Hypermobile EDS afflicts thousands in Wisconsin | Health
About 28 years ago, a woman walked into Dr. Nathan Rudin’s office with chronic pain from Ehlers-Danlos Syndrome, or EDS, and asked him for help.
He’d just finished his residency in physical medicine and rehabilitation at Northwestern University and was working as an attending physician at Johns Hopkins University.
And yet he had no idea what the woman was talking about.
“We were all taught in medical school that EDS is rare,” Rudin said. “You’re never going to run into this thing, so don’t worry about it.”
For many years, Rudin didn’t. So when the woman came into his office talking about EDS, he responded with a question: “What’s that?”
“You’ll know when I’m through with you,” he recalled the woman saying.
It was something like a prophecy.
Rudin is now a physiatrist, or a rehabilitation physician, at UW Health. He helps people with disabilities of all types — spinal injuries, strokes, brain trauma, chronic pain and more — improve their function and quality of life. He specializes in hypermobility disorders, characterized by abnormal flexibility from loose tissues. Essentially, he’s become an expert in EDS.
His waitlist includes about 900 people.
“Because everyone thought it was rare, nobody knew what to do with it,” Rudin said. “So those few of us who had some interest and some knowledge became very popular people all of a sudden.”
He estimates roughly 12,000 people in Wisconsin are living with hypermobile Ehlers-Danlos Syndrome, or hEDS, the most common type of EDS out of 14 variants. But only a handful of doctors know how to make the diagnosis in the state.
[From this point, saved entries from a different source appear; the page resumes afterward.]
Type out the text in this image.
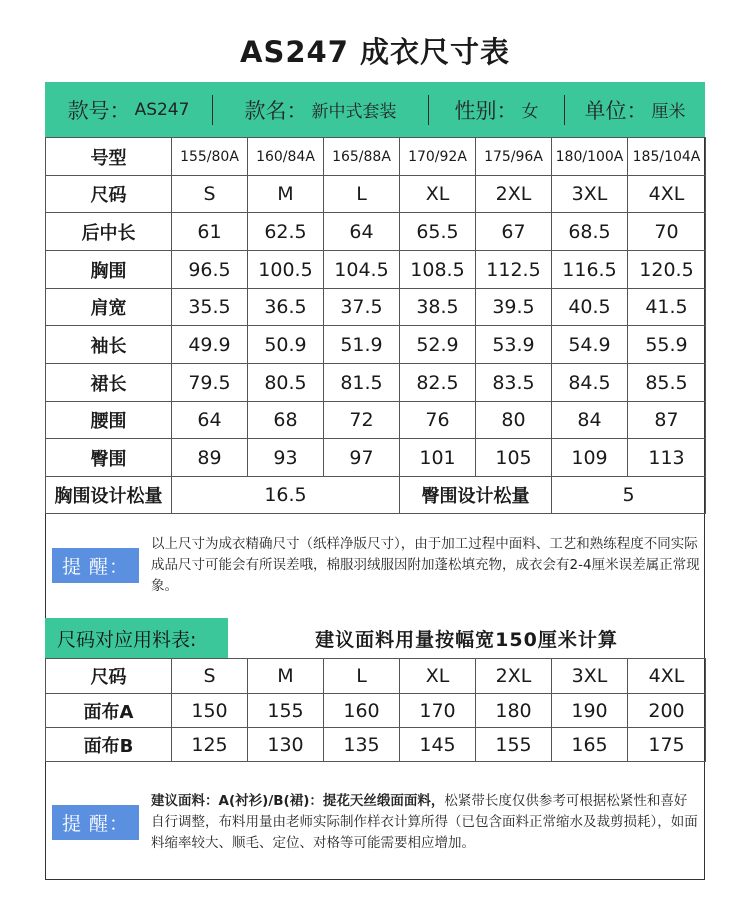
AS247 成衣尺寸表
款号： AS247	款名： 新中式套装	性别： 女 单位： 厘米
号型	155/80A	160/84A	165/88A	170/92A	175/96A	180/100A	185/104A
尺码	S	M	L	XL	2XL	3XL	4XL
后中长	61	62.5	64	65.5	67	68.5	70
胸围	96.5	100.5	104.5	108.5	112.5	116.5	120.5
肩宽	35.5	36.5	37.5	38.5	39.5	40.5	41.5
袖长	49.9	50.9	51.9	52.9	53.9	54.9	55.9
裙长	79.5	80.5	81.5	82.5	83.5	84.5	85.5
腰围	64	68	72	76	80	84	87
臀围	89	93	97	101	105	109	113
胸围设计松量	16.5			臀围设计松量		5	
提 醒：
以上尺寸为成衣精确尺寸（纸样净版尺寸），由于加工过程中面料、工艺和熟练程度不同实际成品尺寸可能会有所误差哦，棉服羽绒服因附加蓬松填充物，成衣会有2-4厘米误差属正常现象。
尺码对应用料表:	建议面料用量按幅宽150厘米计算
尺码	S	M	L	XL	2XL	3XL	4XL
面布A	150	155	160	170	180	190	200
面布B	125	130	135	145	155	165	175
提 醒：
建议面料：A(衬衫)/B(裙)：提花天丝缎面面料，松紧带长度仅供参考可根据松紧性和喜好自行调整，布料用量由老师实际制作样衣计算所得（已包含面料正常缩水及裁剪损耗），如面料缩率较大、顺毛、定位、对格等可能需要相应增加。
This lack of awareness means people struggle to get diagnosed and access the care they need. Many go decades without knowing what is happening to their bodies, why it’s happening or how to take care of themselves.
Rudin and other practitioners at UW Health are determined to teach others in both academic and clinical settings how to recognize and provide care for people living with the chronic condition, through both academic and clinical settings.
“It’s hard to have a condition that is not well understood. But we know that people are out there. And we really want to help them,” Rudin said. “There’s lots of learning to be done. There’s lots of teaching to be done.”
‘Something unique is going on’
The prevalence of hEDS is roughly one in 500 people. The other 13 types range anywhere from one in 20,000 to one in a million.
But hEDS is a distinct condition, Rudin said. While all 14 types involve hypermobility and fragile tissue, hEDS is the only variant without a known genetic marker, which means it can’t be genetically diagnosed like other types. Researchers don’t know what causes hEDS, other than that it’s inheritable from parent to child.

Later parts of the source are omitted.